8 de maio de 2024

Padecer de retornos

There’s nothing more embarrassing than being a poet.
Elizabeth Bishop, The Art of Poetry No. 27


Minha mãe e meu pai sabem faz tempo. Não entendem o que significa ou como se alimenta, mas não estão totalmente alheios à realidade. Assumir nunca foi necessário, embora alguns sinais me denunciassem: notas espalhadas pela casa, versos anotados na contracapa dos livros da escola, um menino olhando pro tempo, pro vento, pro nada. “Tá pensando em quê, menino?!”. Nada não, mãe… eu pensava em coisas que ainda me pensam: o fogo verde dos besouros, o trem serpenteando a montanha (os restos do estrondo dele chegando aos meus ouvidos), esse vizinho tão bonito que quer ser meu amigo, nunca mais vi a professora que me ensinou a ler e escrever. Nada não, mãe… fico pensando que a nossa rua não se cansa de ser morro, sinto saudade de ver a chuva batizando a montanha, gosto de desenhar rostos felizes no prato de arroz com feijão. Não é nada não…

Depois, vieram os livros: caída (Letramento), de 2018, está esgotado (o que não necessariamente é bom); em 2021, lancei o homem à espera de si mesmo (Mosaico), trabalho pandêmico que vendeu pouco, porque a poesia é isso mesmo: ciscos perdidos no chão do mundo: são muitos, mas as pessoas passam, pisam, cospem ou mijam em cima, algumas derrapam e poucas leem esses mapas dispersos de pedra.

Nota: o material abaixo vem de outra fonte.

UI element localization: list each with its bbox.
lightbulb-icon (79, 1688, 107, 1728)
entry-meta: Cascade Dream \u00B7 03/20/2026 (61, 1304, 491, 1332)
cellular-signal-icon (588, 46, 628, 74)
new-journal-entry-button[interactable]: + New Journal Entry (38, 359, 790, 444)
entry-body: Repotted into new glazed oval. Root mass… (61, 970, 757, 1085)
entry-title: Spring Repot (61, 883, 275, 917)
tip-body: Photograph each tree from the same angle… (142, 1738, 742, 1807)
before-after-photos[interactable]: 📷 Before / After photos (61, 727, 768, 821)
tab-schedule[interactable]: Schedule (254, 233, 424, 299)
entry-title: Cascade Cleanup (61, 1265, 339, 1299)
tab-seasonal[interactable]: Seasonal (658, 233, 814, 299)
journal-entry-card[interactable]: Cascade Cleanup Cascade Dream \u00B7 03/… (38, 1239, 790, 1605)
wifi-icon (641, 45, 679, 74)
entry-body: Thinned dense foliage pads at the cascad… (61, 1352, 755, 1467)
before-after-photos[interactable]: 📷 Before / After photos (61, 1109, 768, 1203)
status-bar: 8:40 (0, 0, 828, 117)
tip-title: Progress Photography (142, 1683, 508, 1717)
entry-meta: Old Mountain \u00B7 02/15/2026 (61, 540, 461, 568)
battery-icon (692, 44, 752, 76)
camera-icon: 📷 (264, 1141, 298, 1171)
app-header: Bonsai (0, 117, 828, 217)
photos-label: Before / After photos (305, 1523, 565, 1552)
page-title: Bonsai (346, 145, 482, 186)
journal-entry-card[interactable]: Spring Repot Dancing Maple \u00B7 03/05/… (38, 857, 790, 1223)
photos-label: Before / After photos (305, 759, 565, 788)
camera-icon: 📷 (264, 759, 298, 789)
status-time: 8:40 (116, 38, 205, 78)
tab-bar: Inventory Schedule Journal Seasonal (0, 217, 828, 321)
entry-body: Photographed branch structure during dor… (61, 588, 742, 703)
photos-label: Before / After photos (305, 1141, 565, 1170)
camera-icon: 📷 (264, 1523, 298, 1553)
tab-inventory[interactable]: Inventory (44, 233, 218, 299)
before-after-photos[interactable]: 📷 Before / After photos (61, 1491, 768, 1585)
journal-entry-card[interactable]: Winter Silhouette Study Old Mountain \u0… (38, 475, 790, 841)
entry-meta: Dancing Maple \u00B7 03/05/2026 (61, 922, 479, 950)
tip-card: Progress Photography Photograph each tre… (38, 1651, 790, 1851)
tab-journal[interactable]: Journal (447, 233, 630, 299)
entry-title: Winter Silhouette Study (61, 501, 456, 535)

Meus pais sabem. Eu é que demorei para dizer “Sou poeta”. Alguns incômodos: a reação das pessoas, os muros de sentido comum se erguendo e me fechando, o problema que anunciava Drummond: ser poeta significa adotar um nome, corpo e jeito? Carlos querido, não se trata de adotar, mas de redescobrir um nome, corpo e jeito já existentes aqui dentro. Jorge Luis Borges avisa: a poesia nos coloca em contato com o que em nós existia e estava esquecido. Por isso, ser poeta é padecer de retornos – sem paraíso.